Background: The aim of this prospective study was to investigate whether there were changes in HER-2/neu status in newly-developed metastatic lesions following treatment with trastuzumab in advanced breast cancer patients overexpressing HER-2/neu. The utility of serological assays for HER-2/neu in such patients was also studied.
Patients and methods: Sixteen patients with HER-2/neu-overexpressing tumors (15 were 3+ by immunohistochemistry (IHC) and one 2+ by IHC and positive by the chromogenic in situ hybridization (CISH) test) were included in the study. Fourteen patients underwent biopsy and 2 patients fine-needle aspiration (FNA) of newly-developed metastatic lesions following trastuzumab treatment. All samples were assayed for HER-2 by IHC and by the CISH test. Serial serum HER-2/neu (S-HER-2) levels were measured prior to (baseline values) and during trastuzumab-based treatment by enzyme-linked immunosorbent assay (ELISA) (cut-off point: 10 ng/ml) in all patients. The patients were divided into 2 groups: those with "altered HER-2/neu status" and those with "conserved HER-2/neu status" in the metastatic region.

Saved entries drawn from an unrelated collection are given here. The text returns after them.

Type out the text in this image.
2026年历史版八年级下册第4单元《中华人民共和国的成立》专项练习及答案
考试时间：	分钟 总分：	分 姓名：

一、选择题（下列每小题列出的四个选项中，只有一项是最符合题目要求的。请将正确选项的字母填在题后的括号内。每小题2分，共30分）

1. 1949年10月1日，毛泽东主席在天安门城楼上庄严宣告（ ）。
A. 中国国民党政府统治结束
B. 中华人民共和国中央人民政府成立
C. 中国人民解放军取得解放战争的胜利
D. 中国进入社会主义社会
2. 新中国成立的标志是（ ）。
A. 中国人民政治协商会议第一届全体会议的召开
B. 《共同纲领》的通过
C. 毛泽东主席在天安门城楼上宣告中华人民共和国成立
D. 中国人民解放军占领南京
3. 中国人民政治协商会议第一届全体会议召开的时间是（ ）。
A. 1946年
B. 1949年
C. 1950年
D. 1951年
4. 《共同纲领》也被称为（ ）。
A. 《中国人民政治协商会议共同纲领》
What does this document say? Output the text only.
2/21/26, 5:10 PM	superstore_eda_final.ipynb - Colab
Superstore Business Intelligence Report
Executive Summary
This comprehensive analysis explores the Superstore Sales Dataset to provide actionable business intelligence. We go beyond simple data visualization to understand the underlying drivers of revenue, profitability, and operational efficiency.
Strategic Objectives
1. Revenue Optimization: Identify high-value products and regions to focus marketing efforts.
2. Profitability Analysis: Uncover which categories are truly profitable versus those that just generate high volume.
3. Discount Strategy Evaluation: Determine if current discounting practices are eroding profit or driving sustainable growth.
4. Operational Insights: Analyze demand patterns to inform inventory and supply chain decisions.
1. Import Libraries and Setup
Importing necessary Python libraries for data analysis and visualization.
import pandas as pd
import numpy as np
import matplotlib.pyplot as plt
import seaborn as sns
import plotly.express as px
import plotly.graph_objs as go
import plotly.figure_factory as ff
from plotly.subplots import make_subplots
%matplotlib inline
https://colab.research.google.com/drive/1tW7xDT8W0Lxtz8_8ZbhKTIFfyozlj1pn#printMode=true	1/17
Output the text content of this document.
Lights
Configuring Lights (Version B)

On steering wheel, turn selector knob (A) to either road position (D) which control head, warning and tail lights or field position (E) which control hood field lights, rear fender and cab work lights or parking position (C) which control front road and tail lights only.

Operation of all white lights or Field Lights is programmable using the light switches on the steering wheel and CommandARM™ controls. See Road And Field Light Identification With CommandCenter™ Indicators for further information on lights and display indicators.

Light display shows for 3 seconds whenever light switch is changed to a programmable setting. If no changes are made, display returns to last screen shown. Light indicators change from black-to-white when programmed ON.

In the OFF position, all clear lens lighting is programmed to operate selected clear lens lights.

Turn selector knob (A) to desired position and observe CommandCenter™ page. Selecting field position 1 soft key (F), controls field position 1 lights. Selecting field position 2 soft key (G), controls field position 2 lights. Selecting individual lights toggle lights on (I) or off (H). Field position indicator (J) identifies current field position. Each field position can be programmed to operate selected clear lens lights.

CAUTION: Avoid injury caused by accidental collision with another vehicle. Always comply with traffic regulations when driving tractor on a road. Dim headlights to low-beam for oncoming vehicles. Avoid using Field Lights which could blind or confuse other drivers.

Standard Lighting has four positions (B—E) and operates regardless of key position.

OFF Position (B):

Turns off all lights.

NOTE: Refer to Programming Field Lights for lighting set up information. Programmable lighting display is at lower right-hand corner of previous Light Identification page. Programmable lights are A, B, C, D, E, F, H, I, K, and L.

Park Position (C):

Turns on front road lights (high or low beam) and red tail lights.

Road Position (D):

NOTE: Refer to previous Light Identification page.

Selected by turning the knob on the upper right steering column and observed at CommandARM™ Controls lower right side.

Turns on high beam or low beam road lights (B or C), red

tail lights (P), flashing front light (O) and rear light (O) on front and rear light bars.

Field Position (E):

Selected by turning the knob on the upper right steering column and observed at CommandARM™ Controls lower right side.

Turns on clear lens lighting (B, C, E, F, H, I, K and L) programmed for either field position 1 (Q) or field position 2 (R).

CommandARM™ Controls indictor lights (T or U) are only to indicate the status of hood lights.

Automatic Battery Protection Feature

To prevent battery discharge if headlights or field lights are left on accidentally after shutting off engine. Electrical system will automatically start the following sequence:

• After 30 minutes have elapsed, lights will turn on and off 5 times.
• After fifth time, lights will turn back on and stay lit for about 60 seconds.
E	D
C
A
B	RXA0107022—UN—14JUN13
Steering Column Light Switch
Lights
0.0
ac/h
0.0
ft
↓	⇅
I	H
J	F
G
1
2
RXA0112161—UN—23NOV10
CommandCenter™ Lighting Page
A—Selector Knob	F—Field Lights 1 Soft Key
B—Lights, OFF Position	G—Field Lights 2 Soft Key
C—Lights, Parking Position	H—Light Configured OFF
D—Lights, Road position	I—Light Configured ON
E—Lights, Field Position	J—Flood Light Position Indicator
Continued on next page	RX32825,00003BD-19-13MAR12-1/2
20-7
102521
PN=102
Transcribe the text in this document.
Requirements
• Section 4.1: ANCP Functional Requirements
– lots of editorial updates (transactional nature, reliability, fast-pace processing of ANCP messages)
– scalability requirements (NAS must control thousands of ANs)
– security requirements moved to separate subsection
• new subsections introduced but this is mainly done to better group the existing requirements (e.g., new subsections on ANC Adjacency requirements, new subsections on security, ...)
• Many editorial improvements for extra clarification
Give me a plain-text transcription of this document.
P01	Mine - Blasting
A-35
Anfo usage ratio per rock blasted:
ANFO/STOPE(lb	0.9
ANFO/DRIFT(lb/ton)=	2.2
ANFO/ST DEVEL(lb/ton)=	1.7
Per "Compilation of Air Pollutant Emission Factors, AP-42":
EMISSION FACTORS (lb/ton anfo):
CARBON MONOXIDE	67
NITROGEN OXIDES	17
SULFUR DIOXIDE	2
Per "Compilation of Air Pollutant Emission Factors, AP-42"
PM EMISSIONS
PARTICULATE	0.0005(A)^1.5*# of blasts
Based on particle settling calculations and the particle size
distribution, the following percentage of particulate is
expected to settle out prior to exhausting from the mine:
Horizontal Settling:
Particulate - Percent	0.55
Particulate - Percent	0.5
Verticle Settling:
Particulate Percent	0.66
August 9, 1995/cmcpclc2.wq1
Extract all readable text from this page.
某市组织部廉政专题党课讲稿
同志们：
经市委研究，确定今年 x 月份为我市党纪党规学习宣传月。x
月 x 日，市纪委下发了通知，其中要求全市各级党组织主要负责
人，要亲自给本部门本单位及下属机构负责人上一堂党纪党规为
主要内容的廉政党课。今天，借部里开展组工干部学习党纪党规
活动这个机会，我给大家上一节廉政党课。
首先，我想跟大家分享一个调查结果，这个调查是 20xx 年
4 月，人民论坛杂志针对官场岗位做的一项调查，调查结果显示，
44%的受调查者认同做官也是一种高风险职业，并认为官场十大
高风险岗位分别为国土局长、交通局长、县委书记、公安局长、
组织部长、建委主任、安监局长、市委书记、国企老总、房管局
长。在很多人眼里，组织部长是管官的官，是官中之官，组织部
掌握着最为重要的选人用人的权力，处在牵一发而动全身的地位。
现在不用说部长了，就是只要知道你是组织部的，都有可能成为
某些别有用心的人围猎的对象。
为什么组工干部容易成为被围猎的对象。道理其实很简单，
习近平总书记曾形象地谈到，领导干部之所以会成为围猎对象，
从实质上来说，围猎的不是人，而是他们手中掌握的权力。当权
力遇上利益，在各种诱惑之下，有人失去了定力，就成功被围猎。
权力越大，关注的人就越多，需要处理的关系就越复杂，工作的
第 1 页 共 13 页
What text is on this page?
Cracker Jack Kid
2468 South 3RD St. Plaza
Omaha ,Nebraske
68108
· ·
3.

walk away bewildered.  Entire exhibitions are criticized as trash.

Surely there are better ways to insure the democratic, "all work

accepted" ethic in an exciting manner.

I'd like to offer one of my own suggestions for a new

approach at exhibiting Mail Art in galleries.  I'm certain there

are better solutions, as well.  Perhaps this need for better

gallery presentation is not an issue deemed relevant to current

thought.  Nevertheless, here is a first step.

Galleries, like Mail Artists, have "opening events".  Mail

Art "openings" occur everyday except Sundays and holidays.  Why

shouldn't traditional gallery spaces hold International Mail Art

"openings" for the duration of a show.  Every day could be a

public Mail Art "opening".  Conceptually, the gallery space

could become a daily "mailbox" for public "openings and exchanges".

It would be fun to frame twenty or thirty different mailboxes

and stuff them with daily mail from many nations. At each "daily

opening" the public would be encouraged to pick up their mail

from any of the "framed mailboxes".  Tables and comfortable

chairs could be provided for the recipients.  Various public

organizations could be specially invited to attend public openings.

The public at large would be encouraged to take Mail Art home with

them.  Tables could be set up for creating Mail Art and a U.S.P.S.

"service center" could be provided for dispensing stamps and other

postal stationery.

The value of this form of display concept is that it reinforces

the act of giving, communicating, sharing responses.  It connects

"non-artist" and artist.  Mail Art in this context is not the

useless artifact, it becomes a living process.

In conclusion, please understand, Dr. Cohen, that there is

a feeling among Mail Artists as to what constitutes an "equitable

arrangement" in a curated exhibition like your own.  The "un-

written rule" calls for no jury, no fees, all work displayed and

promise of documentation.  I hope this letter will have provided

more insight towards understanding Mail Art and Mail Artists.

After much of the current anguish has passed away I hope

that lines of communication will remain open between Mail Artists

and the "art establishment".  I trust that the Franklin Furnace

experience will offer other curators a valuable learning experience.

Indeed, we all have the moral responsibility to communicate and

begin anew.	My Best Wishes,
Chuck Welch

Results: Six out of the 16 (37%) ("altered HER-2/neu status") newly-developed metastatic lesions lost their HER-2/neu overexpression and scored 0 or +1 by IHC or negative on the CISH test, while in the remaining cases (10/16, 62.5%) ("conserved HER-2/neu status"), the HER-2/neu status was unchanged (+3 by IHC or a positive CISH test). Baseline S-HER-2 levels were elevated in 5 out of 16 patients (3 of "altered HER-2/neu status", 2 of "conserved HER-2/neu status"). The serum HER-2 (S-HER-2) levels declined and returned within the normal ranges in all these 5 patients as a response to trastuzumab treatment. Following the disease progression, the S-HER-2 levels of the 3 patients with "altered HER-2/neu status" remained normal, while those of 2 with "conserved HER-2/neu status" increased. There was no statistically significant difference in the number of chemotherapeutic treatments or the median time of treatment with trastuzumab or chemotherapy between the 2 groups. Time to tumor progression (TTP) was significantly shorter in the "altered HER-2/neu status" patients (median TTP for "altered HER-2/neu status": 9.5 months, and for "conserved HER-2/neu status": 12 months; p <0.001).
Conclusion: These data suggest that, for most patients with metastatic breast cancer treated with trastuzumab, the HER-2/neu expression as measured by IHC and/or CISH in newly-developed metastatic lesions was unchanged. However, a remarkable percentage of cases lost HER-2/neu overexpression. It is not clear whether this finding implies resistance or sensitivity to trastuzumab.